Лидия Николаевна Кошель попробовала еще раз улечься поудобнее. Для этого приходилось поджимать ноги неестественнейшим образом, коленки возвышались над ванной, а голова норовила утопнуть в воде. Нет, это невыносимо, подумала ЛН и попыталась приподняться. Хвост мешал больше всего, а когти на лапах мерзко царапали дно. Если бы не резиновый коврик, пришлось бы опять звать на помощь. Устало намылив мочалку, старушка принялась тереть морщинистые лапки. В промежутках между пальцами чесалось больше всего, когти непристойно расслаивались, а ноги жутко облазили в связи с приходом весны. Эх, опять слив засорится, придется дядю-Лешу-сантехника напрягать... Короткие шерстинки плавали кружились в воде, налипая на грудь. Напрягать интеллигентной старушке никого не хотелось и она принялась вылавливать шерстинки, стараясь ухватить за раз хотя бы две...

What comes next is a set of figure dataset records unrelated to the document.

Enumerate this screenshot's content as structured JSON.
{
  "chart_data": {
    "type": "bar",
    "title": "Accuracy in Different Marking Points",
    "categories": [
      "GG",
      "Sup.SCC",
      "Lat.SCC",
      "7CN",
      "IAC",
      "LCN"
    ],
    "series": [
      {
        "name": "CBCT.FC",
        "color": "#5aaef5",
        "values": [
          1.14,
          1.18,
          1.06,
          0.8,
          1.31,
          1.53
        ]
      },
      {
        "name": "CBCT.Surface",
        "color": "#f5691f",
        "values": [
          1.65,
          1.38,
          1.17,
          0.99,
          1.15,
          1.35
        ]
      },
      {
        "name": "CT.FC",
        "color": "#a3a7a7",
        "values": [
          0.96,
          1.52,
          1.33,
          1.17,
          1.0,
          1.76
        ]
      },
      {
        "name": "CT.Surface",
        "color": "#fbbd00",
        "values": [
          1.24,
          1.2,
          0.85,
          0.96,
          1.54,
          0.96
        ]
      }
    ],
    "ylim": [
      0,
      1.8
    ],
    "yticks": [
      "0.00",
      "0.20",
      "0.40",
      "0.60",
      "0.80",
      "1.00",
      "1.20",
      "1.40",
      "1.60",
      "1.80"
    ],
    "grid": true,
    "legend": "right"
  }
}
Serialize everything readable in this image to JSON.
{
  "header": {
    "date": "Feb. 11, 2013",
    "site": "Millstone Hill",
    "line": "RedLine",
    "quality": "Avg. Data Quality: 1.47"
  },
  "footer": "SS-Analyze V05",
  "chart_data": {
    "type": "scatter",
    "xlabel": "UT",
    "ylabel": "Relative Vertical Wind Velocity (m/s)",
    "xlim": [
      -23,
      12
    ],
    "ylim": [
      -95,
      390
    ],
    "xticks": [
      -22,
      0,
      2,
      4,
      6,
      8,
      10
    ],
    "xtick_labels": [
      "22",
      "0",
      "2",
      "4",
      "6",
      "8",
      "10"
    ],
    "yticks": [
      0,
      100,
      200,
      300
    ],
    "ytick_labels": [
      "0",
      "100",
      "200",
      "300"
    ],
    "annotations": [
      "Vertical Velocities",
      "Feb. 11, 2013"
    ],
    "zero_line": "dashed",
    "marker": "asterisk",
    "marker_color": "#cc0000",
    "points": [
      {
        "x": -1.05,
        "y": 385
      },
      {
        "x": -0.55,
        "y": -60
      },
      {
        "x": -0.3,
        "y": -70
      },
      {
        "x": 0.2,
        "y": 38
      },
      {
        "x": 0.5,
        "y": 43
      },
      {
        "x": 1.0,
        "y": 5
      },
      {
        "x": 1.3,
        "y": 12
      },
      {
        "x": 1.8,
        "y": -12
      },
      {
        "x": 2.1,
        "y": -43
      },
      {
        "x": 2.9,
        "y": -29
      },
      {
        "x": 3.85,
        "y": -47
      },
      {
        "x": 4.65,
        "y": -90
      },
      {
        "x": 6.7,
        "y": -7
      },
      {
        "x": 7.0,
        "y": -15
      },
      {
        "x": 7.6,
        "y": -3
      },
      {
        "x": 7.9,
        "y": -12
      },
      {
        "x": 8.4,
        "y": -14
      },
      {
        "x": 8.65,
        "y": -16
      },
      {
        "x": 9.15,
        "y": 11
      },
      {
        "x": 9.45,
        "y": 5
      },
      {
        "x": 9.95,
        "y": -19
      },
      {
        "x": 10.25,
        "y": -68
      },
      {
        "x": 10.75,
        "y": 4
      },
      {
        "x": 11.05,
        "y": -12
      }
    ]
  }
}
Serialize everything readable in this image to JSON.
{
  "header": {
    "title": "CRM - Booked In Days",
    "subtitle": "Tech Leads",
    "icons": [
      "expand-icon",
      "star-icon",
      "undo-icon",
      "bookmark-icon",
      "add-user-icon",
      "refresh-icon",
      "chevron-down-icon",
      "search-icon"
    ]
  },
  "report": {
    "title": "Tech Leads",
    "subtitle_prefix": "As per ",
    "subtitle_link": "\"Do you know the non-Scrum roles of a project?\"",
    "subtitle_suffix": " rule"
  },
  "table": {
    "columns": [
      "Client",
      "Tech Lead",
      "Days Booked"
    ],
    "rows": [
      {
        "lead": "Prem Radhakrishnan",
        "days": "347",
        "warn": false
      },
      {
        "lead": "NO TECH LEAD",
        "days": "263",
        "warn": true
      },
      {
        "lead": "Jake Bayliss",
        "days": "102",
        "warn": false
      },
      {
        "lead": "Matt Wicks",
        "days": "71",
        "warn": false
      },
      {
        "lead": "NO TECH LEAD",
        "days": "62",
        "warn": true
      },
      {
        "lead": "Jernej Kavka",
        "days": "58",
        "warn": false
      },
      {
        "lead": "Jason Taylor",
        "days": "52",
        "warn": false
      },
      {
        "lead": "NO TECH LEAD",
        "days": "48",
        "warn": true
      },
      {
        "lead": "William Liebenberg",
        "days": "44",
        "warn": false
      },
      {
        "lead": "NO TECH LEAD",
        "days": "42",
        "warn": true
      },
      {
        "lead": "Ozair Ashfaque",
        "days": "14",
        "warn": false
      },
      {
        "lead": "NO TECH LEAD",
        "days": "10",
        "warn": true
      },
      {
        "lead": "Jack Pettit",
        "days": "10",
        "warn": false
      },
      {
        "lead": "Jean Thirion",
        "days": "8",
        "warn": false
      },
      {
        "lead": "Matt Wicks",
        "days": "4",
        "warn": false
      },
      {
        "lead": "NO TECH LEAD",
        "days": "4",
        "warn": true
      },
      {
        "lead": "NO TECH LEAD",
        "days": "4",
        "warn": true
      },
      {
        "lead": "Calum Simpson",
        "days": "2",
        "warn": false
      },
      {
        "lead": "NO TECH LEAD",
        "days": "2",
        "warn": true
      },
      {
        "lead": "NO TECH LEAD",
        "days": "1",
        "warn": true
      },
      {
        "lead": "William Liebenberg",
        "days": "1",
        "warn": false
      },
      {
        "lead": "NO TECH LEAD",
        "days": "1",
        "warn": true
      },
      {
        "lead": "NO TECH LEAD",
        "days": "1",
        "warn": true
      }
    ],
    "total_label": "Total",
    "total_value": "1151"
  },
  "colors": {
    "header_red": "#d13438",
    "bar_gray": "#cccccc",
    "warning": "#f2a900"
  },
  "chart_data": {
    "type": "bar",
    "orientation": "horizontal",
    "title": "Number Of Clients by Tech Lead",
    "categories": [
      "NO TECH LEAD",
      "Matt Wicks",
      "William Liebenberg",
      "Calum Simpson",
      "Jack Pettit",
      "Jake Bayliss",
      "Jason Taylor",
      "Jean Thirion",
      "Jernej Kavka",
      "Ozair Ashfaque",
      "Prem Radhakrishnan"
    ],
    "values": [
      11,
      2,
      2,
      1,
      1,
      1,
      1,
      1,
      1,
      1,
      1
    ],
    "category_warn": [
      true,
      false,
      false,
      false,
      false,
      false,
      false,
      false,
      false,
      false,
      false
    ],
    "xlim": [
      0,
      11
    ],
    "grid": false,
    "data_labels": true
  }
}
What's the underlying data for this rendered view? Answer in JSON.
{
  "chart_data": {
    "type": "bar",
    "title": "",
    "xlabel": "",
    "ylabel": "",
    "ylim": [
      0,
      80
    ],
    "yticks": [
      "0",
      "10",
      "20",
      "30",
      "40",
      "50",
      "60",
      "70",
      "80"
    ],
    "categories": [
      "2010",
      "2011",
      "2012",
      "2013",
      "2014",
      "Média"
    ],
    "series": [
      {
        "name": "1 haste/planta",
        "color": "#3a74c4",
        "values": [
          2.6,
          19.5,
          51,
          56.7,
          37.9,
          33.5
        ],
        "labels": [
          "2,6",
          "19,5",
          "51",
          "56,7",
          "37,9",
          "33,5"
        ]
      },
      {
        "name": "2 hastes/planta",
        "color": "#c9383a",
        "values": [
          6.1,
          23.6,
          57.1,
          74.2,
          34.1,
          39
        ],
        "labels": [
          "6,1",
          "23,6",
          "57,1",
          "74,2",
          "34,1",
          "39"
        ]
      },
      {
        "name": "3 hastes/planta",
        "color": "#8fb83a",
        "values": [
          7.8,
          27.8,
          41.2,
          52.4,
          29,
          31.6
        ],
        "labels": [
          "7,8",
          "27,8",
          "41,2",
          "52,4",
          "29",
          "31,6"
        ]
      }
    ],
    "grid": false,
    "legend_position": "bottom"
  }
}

Сердце снова заколотилось в штанах, мучительно и больно. Герман уткнулся лбом в дверной косяк и стиснул пальцы. Видела бы его сейчас Нина! Сидит как последний рукоблуд и зыркает в окно остекленелыми глазами. ПЕРЕСТАНЬТЕ БРЕДИТЬ!
3.
Однако не перестал. Так и сидел головой в косяке, пока не почувствовал, как косяк отъезжает. Голова поволоклась следом, и Герман едва не ввалился через балконный порожек в комнату. Вовремя успел выставить руки, уперся в пол и... не поднимая головы, заморгал быстро-быстро, ибо увидел он пред собою рыжие остроносые ковбойские сапоги, молча и задумчиво стоящие на порожке. Оторвав от пола одну руку, Герман протер один глаз — не помогло. Сапоги продолжали стоять и даже как будто бы стали молчаливей и задумчивей прежнего. Герман оторвал вторую руку и протер второй глаз, а заодно и первый еще раз на всякий случай. Но стало только хуже — он окончательно убедился, что это не глюк. Сапоги оказались надетыми на ноги в компании с некогда синими, а теперь не иначе как серо-протерто-изжеванными в леопардово пятнышко джинсами, поверх которых свисали полы коричневой в клеточку рубашки, у которой в свою очередь имелись пара рукавов с руками, а также нагрудный кармашек с белоснежным платочком внутри. Чуть выше располагалось полное отсутствие какой бы то ни было верхней пуговицы. А еще выше имелась кепка. А на кепке был вышит серебристыми нитками некий глаз. А в глазу торчали такие же серебристые буквы NY. И все это великолепие вместе принадлежало его носителю — человеку по имени дядя-Леша. Дядя-Леша был сантехник. О чем свидетельствовал вантуз в дяди-Лешиной левой руке. Ибо был дядя-Леша левшой. И имел большое желание попасть на балкон, дабы покурить.
Открыв балконную дверь и узрев за нею Германа бредящего, дядя-Леша-сантехник ни капли не удивился, а лишь вопросил, глядя сверху вниз добрыми, белобрысыми, слегка пропыленными глазами:
— Пыхнуть хочешь?
4.
Поднявшись с карачек на затекших ногах, сконфуженный балконолаз попытался как-то замять неловкость и протянул руку в приветствии. Сантехник гмыкнул, философски потряс вантузом и протянул предмет для пожатия.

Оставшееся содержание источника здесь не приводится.